Let the thermal resistance of this small strip be $dR$.
Therefore, using (1), we get,
$dR=\dfrac{dx}{KA}=\dfrac{dx}{K{{A}_{0}}\left( 1+\alpha x \right)}$ --(2)
Upon integrating (2) for the whole length of the rod, we will get the thermal resistance for the rod.
Therefore, integrating (2) with the respective variables, we get
$\int\limits_{0}^{R}{dR}=\int\limits_{0}^{{{l}_{0}}}{\dfrac{1}{K{{A}_{0}}\left( 1+\alpha x \right)}dx}=\dfrac{1}{K{{A}_{0}}}\int\limits_{0}^{{{l}_{0}}}{\dfrac{1}{\left( 1+\alpha x \right)}dx}$ --(3)
Now, we put $1+\alpha x=m$
Differentiating it on both sides we get
$d\left( 1+\alpha x \right)=0+\alpha dx=dm$
$\therefore \alpha dx=dm$
$\therefore dx=\dfrac{dm}{\alpha }$
When $x=0,m=1;x={{l}_{0}},m=1+\alpha {{l}_{0}}$
Putting these values in (3), we get
\[\int\limits_{0}^{R}{dR}=\dfrac{1}{K{{A}_{0}}}\int\limits_{1}^{1+\alpha {{l}_{0}}}{\dfrac{1}{m}\dfrac{dm}{\alpha }}\]
$\Rightarrow \left[ R \right]_{0}^{R}=\dfrac{1}{K{{A}_{0}}\alpha }\left[ \ln m \right]_{1}^{1+\alpha {{l}_{0}}}$ $\left( \because \int{\dfrac{1}{m}dm}=\ln m \right)$
$\Rightarrow \left[ R-0 \right]=\dfrac{1}{K{{A}_{0}}\alpha }\left[ \ln \left( 1+\alpha {{l}_{0}} \right)-\ln \left( 1 \right) \right]$
$\Rightarrow R=\dfrac{1}{K{{A}_{0}}\alpha }\left[ \ln \left( 1+\alpha {{l}_{0}} \right)-0 \right]$ $\left( \because \ln \left( 1 \right)=0 \right)$
 $\Rightarrow R=\dfrac{1}{K{{A}_{0}}\alpha }\left[ \ln \left( 1+\alpha {{l}_{0}} \right) \right]=\dfrac{1}{K{{A}_{0}}\alpha }\ln \left( 1+\alpha {{l}_{0}} \right)$
$\Rightarrow R=\dfrac{1}{K{{A}_{0}}\alpha }\ln \left( 1+\alpha {{l}_{0}} \right)$
Therefore, we have got the expression for the thermal resistance of the rod.

So, the correct answer is “Option B”.

Note:
Whenever the area of cross section of a rod is varying, it is best to find the thermal resistance of the rod by first considering an infinitesimal strip of the rod and then by using any relation between two parameters of the rod (for example in this question, the cross sectional area and the distance from one end), integrate for the whole rod.

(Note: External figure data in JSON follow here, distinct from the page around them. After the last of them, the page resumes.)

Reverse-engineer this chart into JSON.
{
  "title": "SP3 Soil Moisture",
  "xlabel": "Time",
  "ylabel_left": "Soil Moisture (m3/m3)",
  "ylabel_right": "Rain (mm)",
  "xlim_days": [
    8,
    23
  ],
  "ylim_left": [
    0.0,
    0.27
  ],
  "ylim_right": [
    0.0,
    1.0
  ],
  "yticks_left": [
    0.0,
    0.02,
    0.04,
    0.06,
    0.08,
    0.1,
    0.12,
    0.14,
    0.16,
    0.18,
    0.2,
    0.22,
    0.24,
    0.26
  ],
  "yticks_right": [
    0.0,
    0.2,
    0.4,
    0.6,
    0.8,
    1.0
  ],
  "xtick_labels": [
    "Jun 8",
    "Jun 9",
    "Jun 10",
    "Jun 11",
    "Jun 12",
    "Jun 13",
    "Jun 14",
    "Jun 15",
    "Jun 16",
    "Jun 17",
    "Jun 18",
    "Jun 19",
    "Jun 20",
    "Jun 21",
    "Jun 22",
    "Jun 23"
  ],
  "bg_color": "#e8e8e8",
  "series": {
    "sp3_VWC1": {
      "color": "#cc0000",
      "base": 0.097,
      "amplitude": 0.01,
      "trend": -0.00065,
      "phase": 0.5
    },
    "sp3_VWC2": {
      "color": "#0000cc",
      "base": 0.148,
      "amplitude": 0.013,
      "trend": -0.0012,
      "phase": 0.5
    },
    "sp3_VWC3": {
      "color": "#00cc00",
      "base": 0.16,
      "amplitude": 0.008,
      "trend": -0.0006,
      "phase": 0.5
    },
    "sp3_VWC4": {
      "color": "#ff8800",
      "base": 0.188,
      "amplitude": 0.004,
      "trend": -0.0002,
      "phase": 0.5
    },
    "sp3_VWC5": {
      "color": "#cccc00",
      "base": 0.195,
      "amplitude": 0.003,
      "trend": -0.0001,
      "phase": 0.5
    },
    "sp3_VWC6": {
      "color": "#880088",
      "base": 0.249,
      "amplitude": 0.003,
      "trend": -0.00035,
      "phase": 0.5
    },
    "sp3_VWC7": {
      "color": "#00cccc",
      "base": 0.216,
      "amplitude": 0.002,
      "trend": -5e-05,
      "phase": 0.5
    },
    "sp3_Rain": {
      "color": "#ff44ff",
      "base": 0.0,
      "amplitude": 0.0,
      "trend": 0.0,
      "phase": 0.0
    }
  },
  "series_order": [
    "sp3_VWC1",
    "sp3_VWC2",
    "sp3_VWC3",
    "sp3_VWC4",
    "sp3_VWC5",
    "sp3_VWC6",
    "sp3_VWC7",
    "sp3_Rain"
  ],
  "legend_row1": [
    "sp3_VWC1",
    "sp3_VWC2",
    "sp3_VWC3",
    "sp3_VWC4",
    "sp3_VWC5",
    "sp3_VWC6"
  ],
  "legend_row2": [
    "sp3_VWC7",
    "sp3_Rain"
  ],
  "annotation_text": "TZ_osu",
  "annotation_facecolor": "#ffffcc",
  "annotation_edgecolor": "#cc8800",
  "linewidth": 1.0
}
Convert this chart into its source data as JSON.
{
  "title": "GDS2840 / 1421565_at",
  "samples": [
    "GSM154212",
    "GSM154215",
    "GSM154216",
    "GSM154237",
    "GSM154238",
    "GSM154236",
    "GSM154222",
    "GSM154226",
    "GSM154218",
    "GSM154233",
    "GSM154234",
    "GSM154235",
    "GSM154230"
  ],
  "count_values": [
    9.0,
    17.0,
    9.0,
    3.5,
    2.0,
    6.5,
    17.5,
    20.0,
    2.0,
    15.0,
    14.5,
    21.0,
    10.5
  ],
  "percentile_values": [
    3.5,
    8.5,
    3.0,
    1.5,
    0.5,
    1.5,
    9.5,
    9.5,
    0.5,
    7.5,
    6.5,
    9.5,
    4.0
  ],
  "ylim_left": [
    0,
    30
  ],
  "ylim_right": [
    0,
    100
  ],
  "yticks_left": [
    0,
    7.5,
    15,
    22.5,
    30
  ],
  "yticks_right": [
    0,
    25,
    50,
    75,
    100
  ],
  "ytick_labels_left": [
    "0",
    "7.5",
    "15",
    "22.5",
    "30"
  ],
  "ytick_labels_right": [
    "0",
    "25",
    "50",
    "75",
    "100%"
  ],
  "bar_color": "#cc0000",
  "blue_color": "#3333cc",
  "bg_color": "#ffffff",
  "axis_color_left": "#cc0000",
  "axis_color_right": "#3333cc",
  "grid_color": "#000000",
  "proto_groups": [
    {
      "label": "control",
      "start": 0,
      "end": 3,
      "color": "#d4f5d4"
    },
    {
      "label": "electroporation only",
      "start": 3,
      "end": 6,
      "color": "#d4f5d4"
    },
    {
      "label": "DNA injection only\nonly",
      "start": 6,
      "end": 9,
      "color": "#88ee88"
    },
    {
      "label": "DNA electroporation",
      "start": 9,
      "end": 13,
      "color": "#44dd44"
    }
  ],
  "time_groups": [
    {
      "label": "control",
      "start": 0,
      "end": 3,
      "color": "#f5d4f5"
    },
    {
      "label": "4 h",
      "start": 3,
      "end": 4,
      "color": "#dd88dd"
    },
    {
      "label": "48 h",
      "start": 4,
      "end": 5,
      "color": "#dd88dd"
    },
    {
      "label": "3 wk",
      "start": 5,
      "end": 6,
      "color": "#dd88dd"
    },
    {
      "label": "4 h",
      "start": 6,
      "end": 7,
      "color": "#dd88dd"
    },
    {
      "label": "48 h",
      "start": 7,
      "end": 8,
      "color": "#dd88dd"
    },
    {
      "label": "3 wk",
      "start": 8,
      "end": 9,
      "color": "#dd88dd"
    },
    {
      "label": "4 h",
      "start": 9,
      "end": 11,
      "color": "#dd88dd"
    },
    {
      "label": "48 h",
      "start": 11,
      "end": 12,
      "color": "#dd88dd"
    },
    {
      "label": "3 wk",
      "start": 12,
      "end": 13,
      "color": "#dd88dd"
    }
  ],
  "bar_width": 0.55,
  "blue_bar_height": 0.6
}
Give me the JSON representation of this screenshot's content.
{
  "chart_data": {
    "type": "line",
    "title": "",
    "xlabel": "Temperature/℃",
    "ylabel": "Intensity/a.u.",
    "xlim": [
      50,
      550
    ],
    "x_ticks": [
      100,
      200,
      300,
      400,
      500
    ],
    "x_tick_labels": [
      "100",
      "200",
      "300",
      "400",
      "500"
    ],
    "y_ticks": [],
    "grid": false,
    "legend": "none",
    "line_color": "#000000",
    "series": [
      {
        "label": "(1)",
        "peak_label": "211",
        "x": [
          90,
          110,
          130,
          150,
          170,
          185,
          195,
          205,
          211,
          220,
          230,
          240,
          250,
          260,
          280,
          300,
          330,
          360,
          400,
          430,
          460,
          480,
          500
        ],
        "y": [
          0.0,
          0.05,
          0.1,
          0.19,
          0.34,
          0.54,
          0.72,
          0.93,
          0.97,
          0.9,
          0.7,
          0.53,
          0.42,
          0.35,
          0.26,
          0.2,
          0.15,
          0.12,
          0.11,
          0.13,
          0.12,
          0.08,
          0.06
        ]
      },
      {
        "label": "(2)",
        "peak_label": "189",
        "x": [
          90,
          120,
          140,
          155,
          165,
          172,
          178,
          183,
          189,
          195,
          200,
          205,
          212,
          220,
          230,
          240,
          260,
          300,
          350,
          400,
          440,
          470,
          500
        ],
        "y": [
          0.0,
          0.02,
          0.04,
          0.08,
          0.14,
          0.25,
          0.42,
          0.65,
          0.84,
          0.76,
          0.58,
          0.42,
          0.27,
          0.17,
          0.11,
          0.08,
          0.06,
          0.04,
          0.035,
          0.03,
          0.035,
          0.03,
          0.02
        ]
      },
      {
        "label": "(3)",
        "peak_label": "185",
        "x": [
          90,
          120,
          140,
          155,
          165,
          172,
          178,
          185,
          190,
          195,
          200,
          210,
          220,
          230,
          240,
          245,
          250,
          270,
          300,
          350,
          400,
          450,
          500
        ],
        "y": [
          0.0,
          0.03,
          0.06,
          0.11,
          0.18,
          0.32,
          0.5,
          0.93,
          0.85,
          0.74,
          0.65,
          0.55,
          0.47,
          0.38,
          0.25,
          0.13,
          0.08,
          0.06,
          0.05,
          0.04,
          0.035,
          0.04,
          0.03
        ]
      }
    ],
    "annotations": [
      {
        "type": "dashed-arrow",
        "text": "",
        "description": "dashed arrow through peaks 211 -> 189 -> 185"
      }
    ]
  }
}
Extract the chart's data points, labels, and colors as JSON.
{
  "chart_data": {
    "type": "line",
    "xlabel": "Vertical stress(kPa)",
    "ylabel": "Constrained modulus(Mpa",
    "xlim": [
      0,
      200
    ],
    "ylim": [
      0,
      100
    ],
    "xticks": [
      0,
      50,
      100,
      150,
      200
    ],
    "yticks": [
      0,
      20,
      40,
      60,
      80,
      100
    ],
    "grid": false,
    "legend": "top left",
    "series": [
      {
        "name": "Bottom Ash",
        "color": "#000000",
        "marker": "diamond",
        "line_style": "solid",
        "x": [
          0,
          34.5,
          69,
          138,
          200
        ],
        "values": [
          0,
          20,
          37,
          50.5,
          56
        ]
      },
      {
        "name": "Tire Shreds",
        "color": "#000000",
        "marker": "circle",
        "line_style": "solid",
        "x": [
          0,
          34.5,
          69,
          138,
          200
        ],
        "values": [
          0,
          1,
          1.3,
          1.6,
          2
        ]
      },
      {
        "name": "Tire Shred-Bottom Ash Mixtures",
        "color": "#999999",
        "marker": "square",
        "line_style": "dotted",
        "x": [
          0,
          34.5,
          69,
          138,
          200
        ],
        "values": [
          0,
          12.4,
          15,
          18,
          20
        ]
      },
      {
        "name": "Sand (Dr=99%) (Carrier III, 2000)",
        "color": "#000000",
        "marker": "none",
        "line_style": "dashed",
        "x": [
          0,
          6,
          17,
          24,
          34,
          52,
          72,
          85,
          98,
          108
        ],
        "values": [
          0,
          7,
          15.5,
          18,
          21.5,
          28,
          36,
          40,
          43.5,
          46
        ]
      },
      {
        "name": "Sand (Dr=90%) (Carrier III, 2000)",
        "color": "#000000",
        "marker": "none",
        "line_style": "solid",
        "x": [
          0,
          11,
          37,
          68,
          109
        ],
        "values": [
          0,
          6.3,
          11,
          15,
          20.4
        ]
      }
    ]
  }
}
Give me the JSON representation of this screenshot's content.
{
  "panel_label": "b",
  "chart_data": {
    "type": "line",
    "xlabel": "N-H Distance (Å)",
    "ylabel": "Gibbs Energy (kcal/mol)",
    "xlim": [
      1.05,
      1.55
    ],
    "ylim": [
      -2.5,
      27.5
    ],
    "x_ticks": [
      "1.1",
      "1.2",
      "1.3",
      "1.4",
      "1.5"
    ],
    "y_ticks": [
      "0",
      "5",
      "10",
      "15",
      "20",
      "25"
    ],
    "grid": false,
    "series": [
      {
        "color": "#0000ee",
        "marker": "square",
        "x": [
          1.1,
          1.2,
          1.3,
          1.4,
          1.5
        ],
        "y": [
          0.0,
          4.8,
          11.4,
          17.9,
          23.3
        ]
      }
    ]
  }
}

The thermal resistance of the rod is a measure of the resistance offered by the rod to the conduction of heat through the length of the rod. It can be seen from the formula (1) that analogous to electrical resistance offered by a conductor which is directly proportional to the length and inversely proportional to the cross sectional area, the thermal resistance also depends upon these parameters in the same way.